Rep. Cotton also talked about the importance of having a balanced budget, something he would like to accomplish in he next 10 years.
The military has suffered spending cuts, but we remain a dangerous world, Rep. Cotton said adding that he wants to restore more money to the military. He wanted a budget that would help give prosperity, opportunity and security to all, he added.
The budget is more than just numbers, it reflects choices, he said.
Born and raised on his family’s cattle farm in Yell County, Rep. Cotton is a sixth generation Arkansan and a native of the congressional district he now represents. He graduated from Dardanelle high school, Harvard, and Harvard Law School.
The 9/11 attacks, which occurred during his final year in law school, caused him to leave law after a clerkship with the U.S. Court of Appeals and a brief period in private practice to join the armed forces. He declined a commission as a JAG attorney and instead joined the United States Army as an Infantry Officer.

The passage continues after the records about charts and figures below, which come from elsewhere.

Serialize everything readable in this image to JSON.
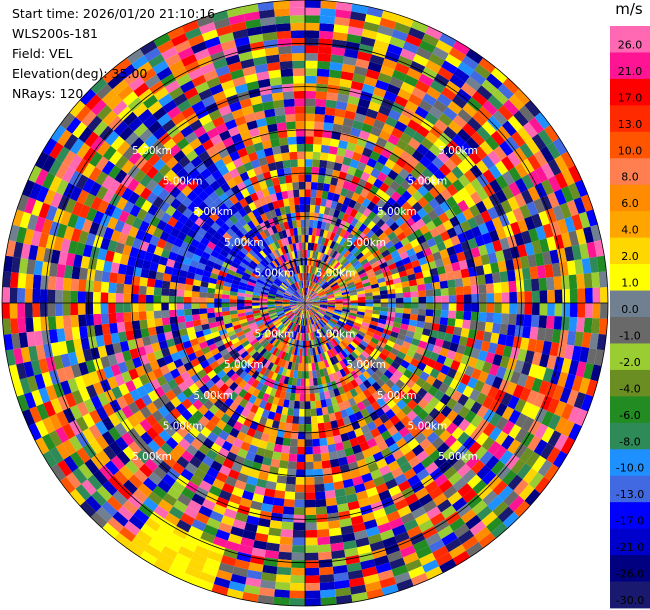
{
  "header": {
    "start_time": "Start time: 2026/01/20 21:10:16",
    "instrument": "WLS200s-181",
    "field": "Field: VEL",
    "elevation": "Elevation(deg): 35.00",
    "nrays": "NRays: 120"
  },
  "chart_data": {
    "type": "heatmap",
    "projection": "polar-ppi",
    "n_rays": 120,
    "range_ring_label": "5.00km",
    "range_ring_count": 7,
    "grid": true,
    "field": "VEL",
    "colorbar": {
      "unit": "m/s",
      "ticks": [
        "26.0",
        "21.0",
        "17.0",
        "13.0",
        "10.0",
        "8.0",
        "6.0",
        "4.0",
        "2.0",
        "1.0",
        "0.0",
        "-1.0",
        "-2.0",
        "-4.0",
        "-6.0",
        "-8.0",
        "-10.0",
        "-13.0",
        "-17.0",
        "-21.0",
        "-26.0",
        "-30.0"
      ],
      "colors": [
        "#ff69b4",
        "#ff1493",
        "#ff0000",
        "#ff2a00",
        "#ff5500",
        "#ff7f50",
        "#ff8c00",
        "#ffa500",
        "#ffd700",
        "#ffff00",
        "#708090",
        "#696969",
        "#9acd32",
        "#6b8e23",
        "#228b22",
        "#2e8b57",
        "#1e90ff",
        "#4169e1",
        "#0000ff",
        "#0000cd",
        "#000080",
        "#191970"
      ]
    }
  }
}
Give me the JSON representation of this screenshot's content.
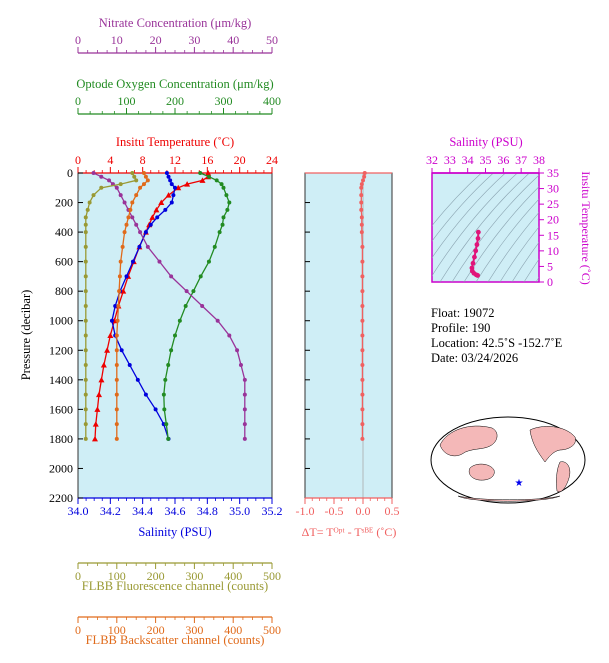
{
  "colors": {
    "nitrate": "#993399",
    "oxygen": "#228B22",
    "temperature": "#ee0000",
    "salinity": "#0000dd",
    "fluorescence": "#999933",
    "backscatter": "#e06a1a",
    "delta": "#f06060",
    "ts_axis": "#cc00cc",
    "plot_bg": "#cfeef6",
    "land": "#f4b8b8"
  },
  "axes": {
    "nitrate": {
      "title": "Nitrate Concentration (μm/kg)",
      "ticks": [
        "0",
        "10",
        "20",
        "30",
        "40",
        "50"
      ],
      "range": [
        0,
        50
      ]
    },
    "oxygen": {
      "title": "Optode Oxygen Concentration (μm/kg)",
      "ticks": [
        "0",
        "100",
        "200",
        "300",
        "400"
      ],
      "range": [
        0,
        400
      ]
    },
    "temperature": {
      "title": "Insitu Temperature (˚C)",
      "ticks": [
        "0",
        "4",
        "8",
        "12",
        "16",
        "20",
        "24"
      ],
      "range": [
        0,
        24
      ]
    },
    "salinity": {
      "title": "Salinity (PSU)",
      "ticks": [
        "34.0",
        "34.2",
        "34.4",
        "34.6",
        "34.8",
        "35.0",
        "35.2"
      ],
      "range": [
        34.0,
        35.2
      ]
    },
    "pressure": {
      "title": "Pressure (decibar)",
      "ticks": [
        "0",
        "200",
        "400",
        "600",
        "800",
        "1000",
        "1200",
        "1400",
        "1600",
        "1800",
        "2000",
        "2200"
      ],
      "range": [
        0,
        2200
      ]
    },
    "delta": {
      "title": "ΔT= Tᴼᵖᵗ - Tˢᴮᴱ (˚C)",
      "ticks": [
        "-1.0",
        "-0.5",
        "0.0",
        "0.5"
      ],
      "range": [
        -1.0,
        0.5
      ]
    },
    "fluorescence": {
      "title": "FLBB Fluorescence channel (counts)",
      "ticks": [
        "0",
        "100",
        "200",
        "300",
        "400",
        "500"
      ],
      "range": [
        0,
        500
      ]
    },
    "backscatter": {
      "title": "FLBB Backscatter channel (counts)",
      "ticks": [
        "0",
        "100",
        "200",
        "300",
        "400",
        "500"
      ],
      "range": [
        0,
        500
      ]
    },
    "ts_salinity": {
      "title": "Salinity (PSU)",
      "ticks": [
        "32",
        "33",
        "34",
        "35",
        "36",
        "37",
        "38"
      ],
      "range": [
        32,
        38
      ]
    },
    "ts_temperature": {
      "title": "Insitu Temperature (˚C)",
      "ticks": [
        "0",
        "5",
        "10",
        "15",
        "20",
        "25",
        "30",
        "35"
      ],
      "range": [
        0,
        35
      ]
    }
  },
  "info": {
    "float": "Float:  19072",
    "profile": "Profile:  190",
    "location": "Location:  42.5˚S  -152.7˚E",
    "date": "Date:  03/24/2026"
  },
  "chart_data": [
    {
      "type": "line",
      "pressure": [
        0,
        25,
        50,
        75,
        100,
        150,
        200,
        250,
        300,
        350,
        400,
        500,
        600,
        700,
        800,
        900,
        1000,
        1100,
        1200,
        1300,
        1400,
        1500,
        1600,
        1700,
        1800
      ],
      "series": [
        {
          "key": "temperature",
          "unit": "˚C",
          "values": [
            16.1,
            16.1,
            15.4,
            13.5,
            12.4,
            11.2,
            10.3,
            9.7,
            9.2,
            8.8,
            8.4,
            7.6,
            6.9,
            6.2,
            5.6,
            5.0,
            4.5,
            4.0,
            3.6,
            3.2,
            2.9,
            2.6,
            2.4,
            2.2,
            2.1
          ]
        },
        {
          "key": "salinity",
          "unit": "PSU",
          "values": [
            34.55,
            34.56,
            34.57,
            34.58,
            34.6,
            34.59,
            34.58,
            34.54,
            34.49,
            34.45,
            34.42,
            34.38,
            34.34,
            34.3,
            34.26,
            34.23,
            34.21,
            34.23,
            34.27,
            34.32,
            34.37,
            34.42,
            34.48,
            34.53,
            34.56
          ]
        },
        {
          "key": "oxygen",
          "unit": "μm/kg",
          "values": [
            252,
            270,
            286,
            296,
            300,
            306,
            312,
            308,
            300,
            298,
            292,
            282,
            270,
            253,
            238,
            222,
            210,
            200,
            192,
            186,
            180,
            177,
            178,
            182,
            186
          ]
        },
        {
          "key": "nitrate",
          "unit": "μm/kg",
          "values": [
            4,
            6,
            8,
            9,
            10,
            11,
            12,
            13,
            14,
            15,
            16,
            18,
            21,
            24,
            28,
            32,
            36,
            39,
            41,
            42,
            43,
            43,
            43,
            43,
            43
          ]
        },
        {
          "key": "fluorescence",
          "unit": "counts",
          "values": [
            140,
            145,
            150,
            110,
            60,
            40,
            30,
            25,
            20,
            20,
            20,
            20,
            20,
            20,
            20,
            20,
            20,
            20,
            20,
            20,
            20,
            20,
            20,
            20,
            20
          ]
        },
        {
          "key": "backscatter",
          "unit": "counts",
          "values": [
            170,
            175,
            180,
            170,
            160,
            150,
            140,
            135,
            130,
            125,
            120,
            115,
            110,
            108,
            106,
            104,
            102,
            100,
            100,
            100,
            100,
            100,
            100,
            100,
            100
          ]
        },
        {
          "key": "delta",
          "unit": "˚C",
          "values": [
            0.03,
            0.02,
            0.0,
            -0.02,
            -0.03,
            -0.03,
            -0.03,
            -0.03,
            -0.02,
            -0.02,
            -0.02,
            -0.01,
            -0.01,
            -0.01,
            -0.01,
            -0.01,
            -0.01,
            -0.01,
            -0.01,
            -0.01,
            -0.01,
            -0.01,
            -0.01,
            -0.01,
            -0.01
          ]
        }
      ]
    },
    {
      "type": "scatter",
      "x_key": "salinity",
      "y_key": "temperature",
      "points": [
        [
          34.6,
          16.0
        ],
        [
          34.58,
          14.0
        ],
        [
          34.52,
          12.0
        ],
        [
          34.45,
          10.0
        ],
        [
          34.38,
          8.0
        ],
        [
          34.3,
          6.0
        ],
        [
          34.24,
          4.5
        ],
        [
          34.26,
          3.5
        ],
        [
          34.35,
          2.8
        ],
        [
          34.48,
          2.3
        ],
        [
          34.56,
          2.1
        ]
      ]
    }
  ]
}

He served nearly five years on active duty, completing two combat tours in Iraq and Afghanistan. He served in Iraq with the 101st Airborne, where he led an infantry platoon in daily combat patrols. His military decorations include the Bronze Star Medal, Combat Infantry Badge, and Ranger Tab.
Between his two combat tours, he served as a platoon leader with The Old Guard at Arlington National Cemetery. He then served in Afghanistan as the operations officer for a Provincial Reconstruction Team.
After leaving active duty and before being elected to Congress, he worked as a management consultant for McKinsey & Co.